Study Group 3

Using light to treat infections：Research on photodynamic therapy (PDT) to treat infections

Team leader: Toshiyuki Ozawa

In recent years, with the increase in lifestyle-related diseases, the number of patients with diabetic skin ulcers and gangrene of the lower leg has increased rapidly. When gangrene of the lower leg is untreatable, there is no choice but to carry out amputation, which significantly decreases the patient’s quality of life. A major factor that makes treatment difficult is bacterial infection of ulcers, especially by methicillin-resistant Staphylococcus aureus (MRSA) and other multidrug-resistant organisms. This applies not only to gangrene but also to systemic burns; if the wound is infected with MRSA and the infection cannot be controlled, this may cause sepsis and result in death. Normal bacterial infections can be controlled by antibiotics, but with MRSA the usual antibiotics do not work because the bacteria have acquired resistance to multiple drugs. At present, there are several kinds of antibiotics in Japan that are effective against MRSA. However, if they are abused, MRSA may acquire resistance to these antibiotics as well, so they must be used with great caution. We are faced with a dilemma: administration of antibiotics to treat patients with MRSA infection now will lead to increased risk for future patients with MRSA infection.

In order to solve these problems, we are conducting research with the aim of treating infections with photodynamic therapy (PDT).

PDT is a general term for procedures in which photosensitizers are injected into the body and light of a specific wavelength is applied to the target body tissue, causing the photosensitizers to produce active oxygen to treat cancerous and infected lesions.

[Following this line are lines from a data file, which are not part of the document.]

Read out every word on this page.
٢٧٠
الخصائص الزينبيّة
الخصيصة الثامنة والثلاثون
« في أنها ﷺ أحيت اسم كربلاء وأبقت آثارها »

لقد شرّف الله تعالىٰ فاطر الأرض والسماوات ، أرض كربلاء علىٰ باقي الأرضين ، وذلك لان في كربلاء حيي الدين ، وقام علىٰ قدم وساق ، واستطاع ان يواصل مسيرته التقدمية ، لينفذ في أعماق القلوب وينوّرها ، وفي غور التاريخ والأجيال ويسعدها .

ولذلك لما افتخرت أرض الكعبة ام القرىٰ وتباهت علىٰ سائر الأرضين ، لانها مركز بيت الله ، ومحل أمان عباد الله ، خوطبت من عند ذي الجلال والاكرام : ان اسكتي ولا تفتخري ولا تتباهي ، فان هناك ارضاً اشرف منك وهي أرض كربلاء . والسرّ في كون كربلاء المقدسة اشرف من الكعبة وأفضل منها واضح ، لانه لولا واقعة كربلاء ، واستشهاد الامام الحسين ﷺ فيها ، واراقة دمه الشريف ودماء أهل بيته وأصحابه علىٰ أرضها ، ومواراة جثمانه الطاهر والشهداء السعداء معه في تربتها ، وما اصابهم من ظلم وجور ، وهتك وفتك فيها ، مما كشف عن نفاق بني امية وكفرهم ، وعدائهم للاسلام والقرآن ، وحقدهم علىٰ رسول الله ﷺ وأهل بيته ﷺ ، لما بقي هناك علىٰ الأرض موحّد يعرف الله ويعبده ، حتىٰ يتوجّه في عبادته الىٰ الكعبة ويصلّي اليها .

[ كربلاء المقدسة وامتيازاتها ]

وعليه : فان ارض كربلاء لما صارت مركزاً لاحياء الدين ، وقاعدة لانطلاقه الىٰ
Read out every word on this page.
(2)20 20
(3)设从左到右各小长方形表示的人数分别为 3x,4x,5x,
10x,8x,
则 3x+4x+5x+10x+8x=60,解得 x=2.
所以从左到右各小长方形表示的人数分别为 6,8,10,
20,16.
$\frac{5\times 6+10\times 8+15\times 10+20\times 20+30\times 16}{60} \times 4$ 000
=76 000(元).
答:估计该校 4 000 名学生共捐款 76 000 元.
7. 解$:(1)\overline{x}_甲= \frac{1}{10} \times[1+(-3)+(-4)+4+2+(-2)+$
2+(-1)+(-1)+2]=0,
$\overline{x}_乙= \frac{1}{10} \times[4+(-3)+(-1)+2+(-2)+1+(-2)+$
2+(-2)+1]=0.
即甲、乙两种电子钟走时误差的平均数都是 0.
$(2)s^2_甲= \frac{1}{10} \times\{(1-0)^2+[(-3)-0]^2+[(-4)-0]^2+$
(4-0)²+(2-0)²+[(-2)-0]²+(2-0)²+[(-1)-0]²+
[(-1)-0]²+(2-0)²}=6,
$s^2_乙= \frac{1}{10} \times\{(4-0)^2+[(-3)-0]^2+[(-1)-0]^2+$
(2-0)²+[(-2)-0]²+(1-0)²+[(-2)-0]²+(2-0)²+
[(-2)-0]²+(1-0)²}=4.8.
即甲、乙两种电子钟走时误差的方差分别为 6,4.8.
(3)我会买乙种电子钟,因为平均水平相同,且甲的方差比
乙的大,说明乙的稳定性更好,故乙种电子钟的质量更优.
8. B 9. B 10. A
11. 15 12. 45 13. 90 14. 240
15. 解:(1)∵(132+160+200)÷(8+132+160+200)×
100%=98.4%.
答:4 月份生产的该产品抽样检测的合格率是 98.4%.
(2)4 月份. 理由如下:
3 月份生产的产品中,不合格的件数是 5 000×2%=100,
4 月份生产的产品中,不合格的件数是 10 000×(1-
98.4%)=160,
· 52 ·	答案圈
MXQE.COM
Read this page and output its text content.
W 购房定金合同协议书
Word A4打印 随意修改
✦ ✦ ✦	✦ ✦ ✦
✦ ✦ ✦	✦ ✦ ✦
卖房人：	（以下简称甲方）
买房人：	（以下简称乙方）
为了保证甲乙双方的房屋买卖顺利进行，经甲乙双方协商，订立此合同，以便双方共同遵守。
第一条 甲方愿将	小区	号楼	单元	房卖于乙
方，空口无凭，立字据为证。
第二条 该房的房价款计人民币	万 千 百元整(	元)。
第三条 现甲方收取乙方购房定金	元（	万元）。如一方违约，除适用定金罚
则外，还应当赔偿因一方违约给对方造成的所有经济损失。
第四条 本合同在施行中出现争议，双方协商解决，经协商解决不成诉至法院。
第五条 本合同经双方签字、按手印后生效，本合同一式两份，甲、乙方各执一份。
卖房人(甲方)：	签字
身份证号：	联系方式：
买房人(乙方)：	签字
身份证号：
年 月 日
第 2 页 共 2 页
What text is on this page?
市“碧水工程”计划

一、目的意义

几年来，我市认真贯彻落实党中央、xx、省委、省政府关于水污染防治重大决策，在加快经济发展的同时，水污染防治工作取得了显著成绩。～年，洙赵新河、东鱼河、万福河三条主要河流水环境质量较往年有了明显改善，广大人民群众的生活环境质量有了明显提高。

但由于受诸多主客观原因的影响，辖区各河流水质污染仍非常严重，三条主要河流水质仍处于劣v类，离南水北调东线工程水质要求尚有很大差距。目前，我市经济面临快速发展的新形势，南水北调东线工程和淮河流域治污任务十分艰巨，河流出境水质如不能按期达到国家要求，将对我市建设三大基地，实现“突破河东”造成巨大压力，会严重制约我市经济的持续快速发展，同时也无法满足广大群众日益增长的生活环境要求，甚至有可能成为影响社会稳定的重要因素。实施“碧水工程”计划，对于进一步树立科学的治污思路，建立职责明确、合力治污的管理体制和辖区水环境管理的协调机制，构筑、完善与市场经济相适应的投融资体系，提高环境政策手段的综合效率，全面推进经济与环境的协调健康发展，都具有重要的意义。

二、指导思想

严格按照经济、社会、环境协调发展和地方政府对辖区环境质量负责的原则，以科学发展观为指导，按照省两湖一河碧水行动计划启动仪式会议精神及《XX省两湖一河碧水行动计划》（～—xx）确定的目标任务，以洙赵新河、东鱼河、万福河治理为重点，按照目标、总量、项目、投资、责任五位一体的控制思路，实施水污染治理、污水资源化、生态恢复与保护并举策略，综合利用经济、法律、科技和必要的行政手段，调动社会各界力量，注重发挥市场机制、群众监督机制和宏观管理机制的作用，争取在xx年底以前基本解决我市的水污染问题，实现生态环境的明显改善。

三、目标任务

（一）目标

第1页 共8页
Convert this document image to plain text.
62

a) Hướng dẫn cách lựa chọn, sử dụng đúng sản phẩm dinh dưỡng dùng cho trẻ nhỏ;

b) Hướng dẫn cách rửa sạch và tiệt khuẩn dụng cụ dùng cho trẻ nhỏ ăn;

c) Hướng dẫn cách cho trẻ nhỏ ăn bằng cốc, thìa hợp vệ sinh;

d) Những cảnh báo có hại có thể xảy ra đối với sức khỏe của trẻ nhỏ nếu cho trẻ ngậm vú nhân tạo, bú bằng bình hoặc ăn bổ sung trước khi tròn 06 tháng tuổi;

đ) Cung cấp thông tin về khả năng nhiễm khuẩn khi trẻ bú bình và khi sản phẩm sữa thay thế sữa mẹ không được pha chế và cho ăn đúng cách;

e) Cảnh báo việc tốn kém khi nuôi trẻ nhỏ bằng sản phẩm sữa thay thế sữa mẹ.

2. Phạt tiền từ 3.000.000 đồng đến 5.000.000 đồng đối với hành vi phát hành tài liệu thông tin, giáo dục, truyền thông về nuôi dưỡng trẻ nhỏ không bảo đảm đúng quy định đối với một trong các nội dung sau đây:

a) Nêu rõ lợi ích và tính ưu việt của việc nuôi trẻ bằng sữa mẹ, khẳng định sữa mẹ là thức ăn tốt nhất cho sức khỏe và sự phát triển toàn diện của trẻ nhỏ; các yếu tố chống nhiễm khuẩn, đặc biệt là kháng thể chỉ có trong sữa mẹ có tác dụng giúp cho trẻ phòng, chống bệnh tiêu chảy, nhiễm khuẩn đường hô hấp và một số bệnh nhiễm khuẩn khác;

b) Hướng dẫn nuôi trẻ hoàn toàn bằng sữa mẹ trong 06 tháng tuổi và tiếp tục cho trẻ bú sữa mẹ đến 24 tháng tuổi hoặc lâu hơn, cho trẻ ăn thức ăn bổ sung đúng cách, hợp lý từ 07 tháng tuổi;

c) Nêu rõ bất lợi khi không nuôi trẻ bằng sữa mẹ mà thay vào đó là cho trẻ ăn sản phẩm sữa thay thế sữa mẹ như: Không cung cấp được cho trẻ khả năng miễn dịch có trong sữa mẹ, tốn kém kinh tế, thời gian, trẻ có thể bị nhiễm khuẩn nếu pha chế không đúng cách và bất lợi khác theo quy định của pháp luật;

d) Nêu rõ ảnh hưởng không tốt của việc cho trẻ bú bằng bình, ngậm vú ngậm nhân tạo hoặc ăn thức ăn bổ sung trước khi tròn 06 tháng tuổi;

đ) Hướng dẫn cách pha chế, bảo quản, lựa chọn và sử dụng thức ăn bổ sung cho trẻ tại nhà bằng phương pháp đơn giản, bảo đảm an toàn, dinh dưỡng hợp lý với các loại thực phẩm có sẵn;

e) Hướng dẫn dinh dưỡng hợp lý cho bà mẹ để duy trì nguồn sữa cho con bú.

We are performing PDT against MRSA using 5-aminolevulinic acid (ALA) as a photosensitizer and a 410-nm wavelength LED as a light source. ALA is now covered by insurance as an orphan drug for use in intraoperative fluorescence diagnosis during the removal of brain tumors in neurosurgery; the safety of this amino acid is established, and it is also used in health food and cosmetics. When ALA is taken up by malignant tumors and bacteria, it is metabolized and accumulates as protoporphyrin IX (PpIX). ALA is characterized by its high specificity for malignant tumors and bacteria because PpIX does not accumulate in normal cells. When light of a specific wavelength (410-nm in this case) is applied to PpIX, active oxygen is generated, which kills cells and bacteria. In antimicrobial PDT, bacteria are killed by a completely different mechanism from that associated with antibiotics, so it is thought that resistant organisms will not develop (see Figure 1).

In most cases of antimicrobial PDT that have been reported, direct application of ALA as an ointment has been used against bacteria. However, it was anticipated that application of ointments in patients with large areas of ulcers or systemic burns would be difficult and make the treatment complex. We therefore designed PDT in which ALA is administered systemically, as is the case with systemic antibiotics, and found that administering intraperitoneal injections of ALA to mice with ulcers brings positive results (Figure 2). (This study received the Meeting Award at the 2013 Annual Meeting of the Japan Society for Laser Surgery and Medicine.)

In the future, we plan to advance our research on PDT against multidrug-resistant Pseudomonas aeruginosa (currently applying for a patent) and further our studies of the use of light in treating infected ulcers in general.